Secretary of State Wayne WIlliams addressed a burgeoning pool of potential competitors. And remember, there’s no mandate on wrangling public data into a usable format. When you participate—and use public data to create brilliant solutions—you help us make the business case for spending the time and energy to make public data open data.
So what kind of brilliant ideas are we looking for? Here’s this year’s challenge.
“Build an app that uses public data to solve a problem for a business decision-maker.”
If you were expecting something more specific, like, say, “build a barbecue-finding app for the Athmar neighborhood” or “create an auto-mechanic app for food trucks” (hey that’s a good idea), ponder this.
We didn’t give you a code-covered carrot because we believe in the creativity and innovation of the entrepreneurial community. See government collects and maintains data for a wide variety of reasons. But those are all specific to our needs. The idea behind Go Code Colorado is that when we engage an outside perspective, we can get value from the data in ways that we in government never would have thought of. So we wanted to give you the widest possible creative canvas.
While we didn’t want to limit anyone’s creativity, we do want to facilitate a conversation with the broader business community. So if you don’t have an idea already, check out our ideation platform, where we’ve asked business decision-makers to help get the creative juices flowing with some suggestions. Back to the kickoff.
We heard from leaders in each Challenge Weekend community about what makes their place great. It was a fun opportunity to show a little bit of local flavor about what makes corners of Colorado different, while we celebrate what brings us together and makes this state great: innovation, collaboration, and an entrepreneurial spirit.
Josh Hudnall talked about building West Slope digital density and his now 500-member-strong, connection-building
community of Launch—a voice for entrepreneurs, developers, and designers. Grand Junction is a great place to compete and only getting greater as Challenge Weekend will be hosted this year in the newly-opened Factory co-working space.
Aari Lotfipour is the kind of guy who wears colored feathers in his white sport coat. And he’s the genius behind Fort Collins’ StartUp Week, (February 27 – March 3), a free, five-day community celebration of empowering education, including a Poudre Plunge and dozens of classes. They don’t call it Fort Fun for nothing.
Jim Mckay might be Durango’s biggest fan.
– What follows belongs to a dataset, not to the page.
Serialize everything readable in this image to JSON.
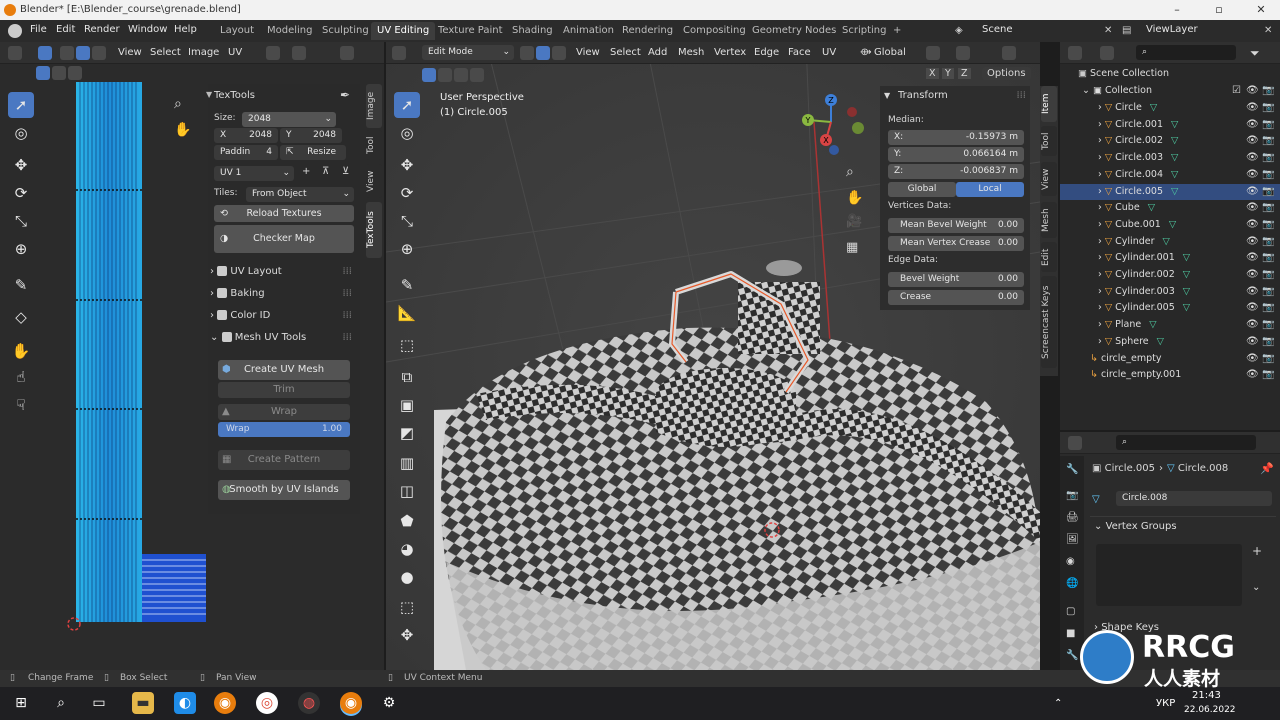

He’s sharp, enthusiastic, and gave us lots of nifty little numbers (um, that’s called data) on the town’s coffee shops, breweries and diversifying economy. Jim’s startup accelerator, Scape, is 500-members-and-growing. He explained how Durango is home to a refocused Fort Lewis College and a retirement community of successful business people who aren’t quite ready to fully retire and looking to give something back with their success and expertise. Nice.
John Wilker explained how Denver is the epicenter of the world (okay, slight exaggeration)—the undisputed hub for technology and entrepreneurship between the coasts. As the founder of Denver Ignite, John dances at the intersection of ideas, intuition and events that drive people to think, click, buy and care. We don’t need to convince you to compete in Denver, but a conversation with this guy just might.
Michelle Parvinrouh convinced us that Colorado Springs, despite a more traditional mindset, and a Defense-and-non-profit-based economy, has a lot of potential. She’s attracting like-minded people to her community hub with female power, hard work and the occasional beer for breakfast. Giddyup.
Everybody talked about Foodcaster. What can we say, it’s pop-u-lar.
Even the freezing drizzle that coated the streets while we celebrated didn’t dampen the enthusiasm as we kicked off this year’s challenge.